Our study has several limitations, which have been highlighted and discussed in detail elsewhere.16 There were little publicly available data from the pharmaceutical industry. Hence, there is a data gap in relation to funding of clinical trials and development of vaccines and diagnostics, which the pharmaceutical and biotechnology industry are financing. Beyond disease burden, other measures, such as economic burden, should also be utilised when prioritising limited resources, but little information is available regarding the economic impact of respiratory infections. We rely on the original data being complete and accurate, and are unable to take into account distribution of funds from the lead institution to collaborating partners, nor can we assess quantity of each award given to overheads or the impact of the introduction of full-economic costing. Also, assigning studies to categories is a subjective and imperfect process—although we used two researchers to do this to reduce interobserver error. Our study focuses on UK-led investments—we do not know whether similar patterns (eg, a dominance of preclinical research and lack of public or charitably funded clinical trials) would also emerge if the analysis were repeated for other high-income countries. We have not measured either the outputs or impact of funded research. The assessment against measures of burden used the most comprehensive DALY figures available, but they are only estimates and their reliability is not precisely known.

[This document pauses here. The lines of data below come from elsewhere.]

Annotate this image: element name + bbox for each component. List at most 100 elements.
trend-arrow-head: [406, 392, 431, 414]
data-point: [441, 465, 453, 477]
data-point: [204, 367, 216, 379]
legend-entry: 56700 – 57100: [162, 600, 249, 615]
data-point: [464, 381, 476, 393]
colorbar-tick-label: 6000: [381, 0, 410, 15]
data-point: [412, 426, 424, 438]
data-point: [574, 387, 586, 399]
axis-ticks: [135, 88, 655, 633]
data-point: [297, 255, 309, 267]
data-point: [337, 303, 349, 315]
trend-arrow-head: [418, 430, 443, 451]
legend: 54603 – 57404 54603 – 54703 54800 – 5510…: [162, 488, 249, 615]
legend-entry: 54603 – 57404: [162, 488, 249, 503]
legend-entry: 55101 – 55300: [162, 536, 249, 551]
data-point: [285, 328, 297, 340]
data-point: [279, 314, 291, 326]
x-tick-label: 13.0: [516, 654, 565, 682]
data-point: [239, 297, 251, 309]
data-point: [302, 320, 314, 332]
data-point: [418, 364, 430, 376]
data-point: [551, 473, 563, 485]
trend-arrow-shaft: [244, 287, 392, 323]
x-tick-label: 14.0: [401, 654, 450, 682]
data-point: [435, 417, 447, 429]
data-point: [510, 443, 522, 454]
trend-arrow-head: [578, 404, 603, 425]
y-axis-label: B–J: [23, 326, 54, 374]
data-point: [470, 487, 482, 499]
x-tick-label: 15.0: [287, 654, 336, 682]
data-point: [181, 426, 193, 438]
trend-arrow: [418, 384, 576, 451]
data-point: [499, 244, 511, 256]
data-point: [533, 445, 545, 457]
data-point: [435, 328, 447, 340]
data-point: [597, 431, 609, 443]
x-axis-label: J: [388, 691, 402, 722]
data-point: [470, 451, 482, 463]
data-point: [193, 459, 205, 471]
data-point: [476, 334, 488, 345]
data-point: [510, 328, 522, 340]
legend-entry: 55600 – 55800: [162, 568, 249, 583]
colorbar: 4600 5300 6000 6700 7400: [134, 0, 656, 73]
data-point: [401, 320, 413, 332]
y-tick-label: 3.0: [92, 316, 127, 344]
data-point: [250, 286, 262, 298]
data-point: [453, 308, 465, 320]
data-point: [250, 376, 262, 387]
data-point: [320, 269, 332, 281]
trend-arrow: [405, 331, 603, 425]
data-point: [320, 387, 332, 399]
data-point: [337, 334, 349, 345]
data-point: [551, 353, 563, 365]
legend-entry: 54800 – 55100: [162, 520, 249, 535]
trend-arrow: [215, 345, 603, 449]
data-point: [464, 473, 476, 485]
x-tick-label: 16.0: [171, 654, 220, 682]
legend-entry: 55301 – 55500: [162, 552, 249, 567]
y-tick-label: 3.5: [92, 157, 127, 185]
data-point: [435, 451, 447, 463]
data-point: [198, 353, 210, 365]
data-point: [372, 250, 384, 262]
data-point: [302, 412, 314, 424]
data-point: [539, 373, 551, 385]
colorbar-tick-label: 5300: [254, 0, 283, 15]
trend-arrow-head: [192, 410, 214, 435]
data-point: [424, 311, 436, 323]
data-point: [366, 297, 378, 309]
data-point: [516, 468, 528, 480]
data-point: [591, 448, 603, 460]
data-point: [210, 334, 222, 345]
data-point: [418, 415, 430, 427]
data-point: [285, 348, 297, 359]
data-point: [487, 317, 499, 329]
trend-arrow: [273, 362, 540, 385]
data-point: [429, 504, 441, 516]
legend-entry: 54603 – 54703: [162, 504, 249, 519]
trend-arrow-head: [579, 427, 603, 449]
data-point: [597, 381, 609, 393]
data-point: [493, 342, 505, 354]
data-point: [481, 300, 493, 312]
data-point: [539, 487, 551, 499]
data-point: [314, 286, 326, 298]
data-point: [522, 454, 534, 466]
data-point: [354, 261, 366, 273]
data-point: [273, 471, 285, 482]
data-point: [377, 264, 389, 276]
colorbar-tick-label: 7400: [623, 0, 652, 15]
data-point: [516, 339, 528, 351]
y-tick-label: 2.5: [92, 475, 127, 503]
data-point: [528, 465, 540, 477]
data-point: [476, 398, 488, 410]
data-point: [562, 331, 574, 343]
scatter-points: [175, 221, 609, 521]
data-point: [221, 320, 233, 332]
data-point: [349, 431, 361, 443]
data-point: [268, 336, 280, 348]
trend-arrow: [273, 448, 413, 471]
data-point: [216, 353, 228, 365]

The UK is well placed to contribute to many of the priority research areas that need additional funding, given particular focuses on preclinical science as well as operational and implementation research. However, there is a need for funders in other countries to provide similar and detailed information on funded studies, and so build a global research funding database. This could be used for analytical work to identify gaps in research funding, reduce unnecessary duplication of research investments, prioritise health and social policy decisions and help inform resource allocation for global research priorities.